O caso do Reino Unido e
das recentes intervenções do seu primeiro-ministro no Conselho é
paradigmático, porque a imprensa resumiu o acontecimento salientando que
ele saíra da reunião do Conselho, de 15 de dezembro, vencido nas
pretensões de limitar o acesso de novos imigrantes aos benefícios
sociais, deixando em silêncio a sua intenção de impedir o progresso de
uma Europa mais unificada, isto é, mais centralizada, e acrescentamos
mais dependente da eurocracia. Ora o facto importante é que um Estado,
cumprindo o que está em vigor, levante no lugar próprio as questões
relacionadas com a mudança de circunstância de que a União parece
considerar-se, por vezes, como gozando de imunidade.

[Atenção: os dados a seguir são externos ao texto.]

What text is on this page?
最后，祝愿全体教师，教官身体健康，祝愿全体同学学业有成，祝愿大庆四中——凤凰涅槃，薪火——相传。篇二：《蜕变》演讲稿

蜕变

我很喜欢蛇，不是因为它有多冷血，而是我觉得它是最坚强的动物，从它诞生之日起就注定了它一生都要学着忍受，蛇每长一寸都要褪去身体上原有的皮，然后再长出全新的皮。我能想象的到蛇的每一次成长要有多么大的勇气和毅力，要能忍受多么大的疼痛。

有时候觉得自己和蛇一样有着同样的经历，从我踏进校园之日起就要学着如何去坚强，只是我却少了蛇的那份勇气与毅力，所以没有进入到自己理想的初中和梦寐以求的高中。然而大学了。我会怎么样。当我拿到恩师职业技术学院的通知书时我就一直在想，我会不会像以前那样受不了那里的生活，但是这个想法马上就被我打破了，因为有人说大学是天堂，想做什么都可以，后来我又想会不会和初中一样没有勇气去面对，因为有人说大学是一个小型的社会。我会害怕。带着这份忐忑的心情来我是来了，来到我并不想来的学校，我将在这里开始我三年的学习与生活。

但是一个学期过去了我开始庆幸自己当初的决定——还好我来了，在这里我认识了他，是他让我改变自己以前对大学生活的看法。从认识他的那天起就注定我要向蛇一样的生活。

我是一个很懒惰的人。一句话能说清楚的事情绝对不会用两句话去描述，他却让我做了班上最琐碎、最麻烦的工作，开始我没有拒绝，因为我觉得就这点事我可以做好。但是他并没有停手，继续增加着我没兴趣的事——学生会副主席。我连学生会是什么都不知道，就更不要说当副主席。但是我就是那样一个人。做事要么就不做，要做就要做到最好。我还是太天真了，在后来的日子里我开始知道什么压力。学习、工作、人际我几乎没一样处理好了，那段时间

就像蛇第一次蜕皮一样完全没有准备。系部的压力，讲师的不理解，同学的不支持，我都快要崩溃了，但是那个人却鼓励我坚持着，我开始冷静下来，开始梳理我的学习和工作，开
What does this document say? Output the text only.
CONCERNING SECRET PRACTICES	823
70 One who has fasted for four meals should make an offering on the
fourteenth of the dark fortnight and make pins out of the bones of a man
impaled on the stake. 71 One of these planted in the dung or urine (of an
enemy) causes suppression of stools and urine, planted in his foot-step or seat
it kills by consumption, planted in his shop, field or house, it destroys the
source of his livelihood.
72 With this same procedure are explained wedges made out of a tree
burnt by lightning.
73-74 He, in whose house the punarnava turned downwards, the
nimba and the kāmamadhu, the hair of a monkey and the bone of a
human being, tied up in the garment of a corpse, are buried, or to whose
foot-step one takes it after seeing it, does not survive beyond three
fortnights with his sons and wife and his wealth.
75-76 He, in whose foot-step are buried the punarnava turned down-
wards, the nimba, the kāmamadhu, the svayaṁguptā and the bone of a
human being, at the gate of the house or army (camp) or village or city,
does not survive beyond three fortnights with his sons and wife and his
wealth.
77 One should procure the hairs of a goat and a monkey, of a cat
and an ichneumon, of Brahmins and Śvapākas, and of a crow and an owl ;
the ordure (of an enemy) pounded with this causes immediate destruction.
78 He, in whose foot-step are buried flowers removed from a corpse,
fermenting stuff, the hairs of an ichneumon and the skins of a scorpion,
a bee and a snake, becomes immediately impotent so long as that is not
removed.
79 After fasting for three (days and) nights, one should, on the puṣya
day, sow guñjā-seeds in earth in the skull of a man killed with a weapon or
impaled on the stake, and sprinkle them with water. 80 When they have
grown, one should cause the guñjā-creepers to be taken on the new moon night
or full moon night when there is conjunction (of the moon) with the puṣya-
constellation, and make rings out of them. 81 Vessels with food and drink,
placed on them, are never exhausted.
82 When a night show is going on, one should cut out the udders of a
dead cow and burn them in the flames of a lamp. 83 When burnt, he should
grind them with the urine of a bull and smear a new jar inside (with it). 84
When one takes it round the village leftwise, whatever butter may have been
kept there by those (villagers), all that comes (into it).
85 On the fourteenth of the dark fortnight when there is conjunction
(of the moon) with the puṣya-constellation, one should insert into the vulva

Assim como os
países se vão revigorando, e, quando conseguem dirigentes atentos e
capazes, adotam o exercício dos que continuam a chamar soberania à
oposição que assumem, assim também as regionalizações, que incluem
modelos diferentes desde a simples Aliança à Federação, e esta com
formas intermédias dependentes da criatividade, é coisa de que a União
tem experiência, bastando recordar a evolução sofrida. E por isso não é
possível confundir obediência aos tratados a que cada aderente deve
respeito, com o dever de todos e cada um estar atento à circunstância e
no uso legítimo da sua voz discutir as mudanças que lhe pareçam
necessárias. Para isso é que serve o diálogo, instrumento da
autenticidade, e do respeito e lealdade para com os tratados. Diálogo de
estadistas, não com empregados, como nos aconteceu com a troika.
A
questão ganhou algum relevo com a reunião do último Conselho Europeu em
que teve ou mereceu atenção dominante a intervenção do
primeiro-ministro Cameron, que ali foi discutir as reformas que o seu
governo considera necessárias para continuar membro do grupo. A questão
que mais ocupou os noticiários foi a inquietação com as migrações em
curso, que desafiam a conciliação entre a segurança e os deveres
humanitários. Segundo algum noticiário, o tema de Cameron era o de
limitar o acesso dos imigrantes aos benefícios do Estado social inglês, e
ali teria a oposição, benevolente mas firme, dos habituais Angela
Merkel e do presidente Donald Tusk. Expressões não muito lisonjeiras
preencheram os noticiários sobre a chamada frustração dos propósitos do
primeiro-ministro. Talvez fosse porém mais importante averiguar a
importância do primeiro-ministro inglês ir ao Conselho discutir factos
que inevitavelmente apontam para uma repercussão no trajeto da União, à
qual não faltam desafios da circunstância em que vive, e avaliar alguns
deles. Em primeiro lugar, o facto de um membro do Conselho saber e
praticar que é ali, e não a discutir com funcionários como é método da
troika, que os responsáveis políticos levantam a sua voz
concordante-discordante. Não se trata em primeiro lugar de lastimar,
trata-se de exercer o direito de crítica, de exigir meditação, de
entender que é necessário mudar. É uma contribuição para a evolução
pacífica das instituições, e por isso mesmo é que não se conhecem
tratados eternos. No Conselho só está vencido quem ali vai apenas
recolher decisões, e talvez seja mais preocupante para a União que no
Conselho se imagine que alguém pode falar com o primeiro-ministro inglês
como com o Sul da Europa pobre, não tomando em consideração que
possivelmente pesa mais no pensamento inglês, sem diferença de partidos,
a Comunidade, o Atlântico e os EUA. O nevoeiro, na opinião dos
ingleses, por vezes isola a Europa. Não parece que alguma vez lhes
ocorra que é o Reino Unido que fica isolado pelo nevoeiro.